No, not the woefully underrated post-modern masterwork of the late Tony Scott, but the new Brian De Palma film?! Well, kind of the new Brian De Palma film… he is on record as saying this film was his worst experience in the perils of modern filmmaking. There are conflicting reports as to whether it’s his final cut, but if you want the film’s 85 minutes, it’s pretty obvious it was taken away from him. Allegedly he put together a 148-minute cut.
Domino was all shot in Spain and Denmark, where the film is primarily set. Christian Toft (Nikolaj Coster-Waldau) is a Danish cop, and after a chase very reminiscent of Vertigo, his partner gets his neck slit by the ISIS terrorist Ezra Tarzi (Eriq Ebouaney).
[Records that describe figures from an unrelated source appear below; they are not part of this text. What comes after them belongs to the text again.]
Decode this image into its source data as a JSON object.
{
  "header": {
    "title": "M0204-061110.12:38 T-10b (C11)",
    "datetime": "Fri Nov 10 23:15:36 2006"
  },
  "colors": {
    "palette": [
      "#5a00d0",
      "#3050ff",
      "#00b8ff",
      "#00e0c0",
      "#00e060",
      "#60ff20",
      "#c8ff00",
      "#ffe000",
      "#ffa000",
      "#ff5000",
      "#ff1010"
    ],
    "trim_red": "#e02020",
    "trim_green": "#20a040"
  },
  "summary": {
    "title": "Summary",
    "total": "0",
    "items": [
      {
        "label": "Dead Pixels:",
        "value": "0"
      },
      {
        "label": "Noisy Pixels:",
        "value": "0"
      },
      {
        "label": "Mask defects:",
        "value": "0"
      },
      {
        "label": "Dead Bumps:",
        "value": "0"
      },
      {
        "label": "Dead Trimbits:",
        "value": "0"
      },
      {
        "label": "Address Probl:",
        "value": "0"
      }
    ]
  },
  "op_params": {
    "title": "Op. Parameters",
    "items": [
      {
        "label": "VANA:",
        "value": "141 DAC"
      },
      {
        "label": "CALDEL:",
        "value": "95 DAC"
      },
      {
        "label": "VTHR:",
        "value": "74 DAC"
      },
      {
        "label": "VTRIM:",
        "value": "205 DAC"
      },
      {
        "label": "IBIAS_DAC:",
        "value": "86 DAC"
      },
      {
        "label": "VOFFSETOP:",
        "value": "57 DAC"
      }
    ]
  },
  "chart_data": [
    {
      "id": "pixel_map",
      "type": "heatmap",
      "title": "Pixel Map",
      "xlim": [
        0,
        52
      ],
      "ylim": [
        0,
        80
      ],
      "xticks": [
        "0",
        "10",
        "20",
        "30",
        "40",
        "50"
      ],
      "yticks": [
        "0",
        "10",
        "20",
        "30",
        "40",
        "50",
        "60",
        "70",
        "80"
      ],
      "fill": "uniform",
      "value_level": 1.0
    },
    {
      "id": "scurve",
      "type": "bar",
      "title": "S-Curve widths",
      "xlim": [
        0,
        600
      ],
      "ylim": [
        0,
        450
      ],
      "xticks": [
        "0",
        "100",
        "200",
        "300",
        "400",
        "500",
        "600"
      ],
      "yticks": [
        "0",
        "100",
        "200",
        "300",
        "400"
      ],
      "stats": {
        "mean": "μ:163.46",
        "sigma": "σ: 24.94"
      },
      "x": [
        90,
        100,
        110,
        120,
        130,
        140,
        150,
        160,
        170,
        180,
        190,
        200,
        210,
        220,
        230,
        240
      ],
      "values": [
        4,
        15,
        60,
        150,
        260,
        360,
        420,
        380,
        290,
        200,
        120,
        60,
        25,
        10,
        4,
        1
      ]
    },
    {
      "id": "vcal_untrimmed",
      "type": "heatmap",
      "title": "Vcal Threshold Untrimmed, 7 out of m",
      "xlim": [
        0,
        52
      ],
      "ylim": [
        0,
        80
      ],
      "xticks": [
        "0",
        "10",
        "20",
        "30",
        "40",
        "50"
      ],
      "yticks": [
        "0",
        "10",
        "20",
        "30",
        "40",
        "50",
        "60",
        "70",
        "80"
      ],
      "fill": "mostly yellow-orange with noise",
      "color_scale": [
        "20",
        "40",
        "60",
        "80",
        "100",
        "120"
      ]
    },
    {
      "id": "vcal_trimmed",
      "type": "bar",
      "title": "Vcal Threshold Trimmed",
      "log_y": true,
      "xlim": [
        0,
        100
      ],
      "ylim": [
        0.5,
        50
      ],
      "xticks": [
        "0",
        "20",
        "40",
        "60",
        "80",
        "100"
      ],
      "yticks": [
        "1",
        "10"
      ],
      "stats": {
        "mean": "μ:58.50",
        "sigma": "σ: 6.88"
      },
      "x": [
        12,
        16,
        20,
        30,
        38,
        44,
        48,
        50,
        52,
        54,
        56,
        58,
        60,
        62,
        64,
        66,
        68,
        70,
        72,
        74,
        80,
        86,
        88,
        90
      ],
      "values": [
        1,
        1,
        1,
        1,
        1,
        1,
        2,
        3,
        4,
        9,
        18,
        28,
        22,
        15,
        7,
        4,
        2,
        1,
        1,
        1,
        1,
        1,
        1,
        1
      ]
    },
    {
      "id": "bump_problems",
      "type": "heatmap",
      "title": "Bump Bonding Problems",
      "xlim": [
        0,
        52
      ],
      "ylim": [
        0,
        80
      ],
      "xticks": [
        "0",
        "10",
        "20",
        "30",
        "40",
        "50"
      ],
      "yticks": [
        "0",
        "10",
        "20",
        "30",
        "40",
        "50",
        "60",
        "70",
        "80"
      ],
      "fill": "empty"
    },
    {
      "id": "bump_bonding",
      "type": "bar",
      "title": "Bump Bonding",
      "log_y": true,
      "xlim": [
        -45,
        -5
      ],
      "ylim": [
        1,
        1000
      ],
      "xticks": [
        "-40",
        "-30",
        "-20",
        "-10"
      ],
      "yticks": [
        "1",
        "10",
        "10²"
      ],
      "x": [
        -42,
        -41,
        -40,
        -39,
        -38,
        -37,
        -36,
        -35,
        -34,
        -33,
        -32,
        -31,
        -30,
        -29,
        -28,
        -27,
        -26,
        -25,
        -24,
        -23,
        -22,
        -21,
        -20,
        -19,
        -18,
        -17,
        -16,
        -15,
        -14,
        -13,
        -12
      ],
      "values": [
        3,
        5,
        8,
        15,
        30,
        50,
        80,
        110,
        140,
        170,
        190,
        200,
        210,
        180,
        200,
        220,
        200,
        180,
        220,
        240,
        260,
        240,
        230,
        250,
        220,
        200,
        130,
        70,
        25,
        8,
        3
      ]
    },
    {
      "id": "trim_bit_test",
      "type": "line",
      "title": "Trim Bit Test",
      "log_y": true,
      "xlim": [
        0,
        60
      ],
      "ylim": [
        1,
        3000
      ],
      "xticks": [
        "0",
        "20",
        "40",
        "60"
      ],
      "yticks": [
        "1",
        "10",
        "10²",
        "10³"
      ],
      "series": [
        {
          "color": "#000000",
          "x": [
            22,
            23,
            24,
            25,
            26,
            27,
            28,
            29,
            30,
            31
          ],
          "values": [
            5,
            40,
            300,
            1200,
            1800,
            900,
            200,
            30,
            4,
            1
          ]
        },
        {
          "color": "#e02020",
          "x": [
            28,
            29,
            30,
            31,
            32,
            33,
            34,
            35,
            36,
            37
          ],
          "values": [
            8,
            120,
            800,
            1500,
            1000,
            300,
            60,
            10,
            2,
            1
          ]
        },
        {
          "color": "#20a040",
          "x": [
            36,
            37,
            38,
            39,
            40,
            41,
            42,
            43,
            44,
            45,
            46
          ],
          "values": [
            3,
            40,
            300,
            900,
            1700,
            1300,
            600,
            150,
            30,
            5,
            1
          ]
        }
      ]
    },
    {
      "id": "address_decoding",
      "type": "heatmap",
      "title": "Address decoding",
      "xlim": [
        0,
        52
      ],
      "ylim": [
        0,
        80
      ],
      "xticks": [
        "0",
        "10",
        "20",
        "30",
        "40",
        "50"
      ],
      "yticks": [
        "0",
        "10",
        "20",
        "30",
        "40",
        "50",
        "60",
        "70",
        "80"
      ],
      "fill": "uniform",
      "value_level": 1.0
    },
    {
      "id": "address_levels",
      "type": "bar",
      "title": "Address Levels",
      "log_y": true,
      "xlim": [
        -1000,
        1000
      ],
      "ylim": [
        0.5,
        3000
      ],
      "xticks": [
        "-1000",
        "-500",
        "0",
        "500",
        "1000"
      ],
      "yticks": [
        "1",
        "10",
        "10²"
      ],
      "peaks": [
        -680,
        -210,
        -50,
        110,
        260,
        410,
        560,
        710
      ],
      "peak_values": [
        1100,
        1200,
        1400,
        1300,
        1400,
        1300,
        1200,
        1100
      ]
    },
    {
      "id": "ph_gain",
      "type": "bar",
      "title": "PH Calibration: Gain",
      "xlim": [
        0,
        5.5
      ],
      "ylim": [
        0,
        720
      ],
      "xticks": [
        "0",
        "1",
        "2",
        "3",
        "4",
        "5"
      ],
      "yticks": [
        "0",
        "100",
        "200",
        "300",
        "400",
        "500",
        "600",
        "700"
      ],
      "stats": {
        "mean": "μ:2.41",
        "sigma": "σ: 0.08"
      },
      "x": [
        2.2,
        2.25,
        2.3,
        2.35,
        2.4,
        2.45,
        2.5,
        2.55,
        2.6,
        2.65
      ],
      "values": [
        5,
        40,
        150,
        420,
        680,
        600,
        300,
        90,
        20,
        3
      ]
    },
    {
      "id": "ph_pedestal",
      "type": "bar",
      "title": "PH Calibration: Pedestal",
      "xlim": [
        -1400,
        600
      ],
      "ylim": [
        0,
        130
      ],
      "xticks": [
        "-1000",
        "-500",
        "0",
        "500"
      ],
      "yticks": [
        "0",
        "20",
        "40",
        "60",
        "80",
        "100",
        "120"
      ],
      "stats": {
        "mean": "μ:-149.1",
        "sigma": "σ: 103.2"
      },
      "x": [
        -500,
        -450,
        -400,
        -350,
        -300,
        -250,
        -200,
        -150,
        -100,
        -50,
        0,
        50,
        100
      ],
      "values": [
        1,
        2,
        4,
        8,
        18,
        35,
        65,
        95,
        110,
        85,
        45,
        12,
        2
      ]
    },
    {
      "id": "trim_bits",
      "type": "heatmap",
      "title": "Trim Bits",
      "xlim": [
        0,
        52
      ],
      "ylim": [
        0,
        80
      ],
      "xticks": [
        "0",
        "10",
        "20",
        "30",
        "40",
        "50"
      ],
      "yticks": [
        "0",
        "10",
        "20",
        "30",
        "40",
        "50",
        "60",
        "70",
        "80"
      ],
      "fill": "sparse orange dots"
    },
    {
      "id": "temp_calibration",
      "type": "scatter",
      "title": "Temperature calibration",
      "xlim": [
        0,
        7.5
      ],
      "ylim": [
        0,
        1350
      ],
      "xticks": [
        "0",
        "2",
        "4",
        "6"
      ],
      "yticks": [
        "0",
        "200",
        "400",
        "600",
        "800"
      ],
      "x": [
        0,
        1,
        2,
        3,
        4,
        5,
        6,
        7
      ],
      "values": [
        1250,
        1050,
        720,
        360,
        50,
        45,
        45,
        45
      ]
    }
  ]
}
Ezra, whom they were following, is actually a double agent for the CIA, and his superior officer is CIA agent Joe Martin (Guy Pearce). Soon Christian and his ex-partner Alex (Carice van Houten) are on the lookout for justice for the fallen cop.
De Palma is way more interested in the terrorism aspect of the story, and the best sequence in the entire film is a sublime moment where there is a terrorist attack at a film festival… a satirical statement on film festivals, perhaps? It’s all depicted as being live-streamed on the Internet, and it’s so obvious that this was the movie that interested De Palma, not this routine and rushed cop/CIA/conspiracy thriller. The film even ends on another live-stream of terrorism.
It’s a complete misfire from one of the masters of modern cinema, someone who perhaps shaped the minds of young filmmakers more than any of the other Movie Brats, so it’s sad to see him stoop so low. De Palma may have not made a solid film since The Black Dahlia, but at least his previous effort, 2012’s Passion, was clearly “a Brian De Palma,” for better or worse. By contrast, Domino seems like a Eurotrash thriller made by a clone of Brian De Palma—even the bullring climax is like a bad parody of earlier De Palma set-pieces. The cast is abysmal except for Guy Pearce, who hams it up a bit as the crooked CIA agent. If you are a De Palma fanatic it’s an obvious must-see, but don’t expect much (though at least it’s better than Redacted!)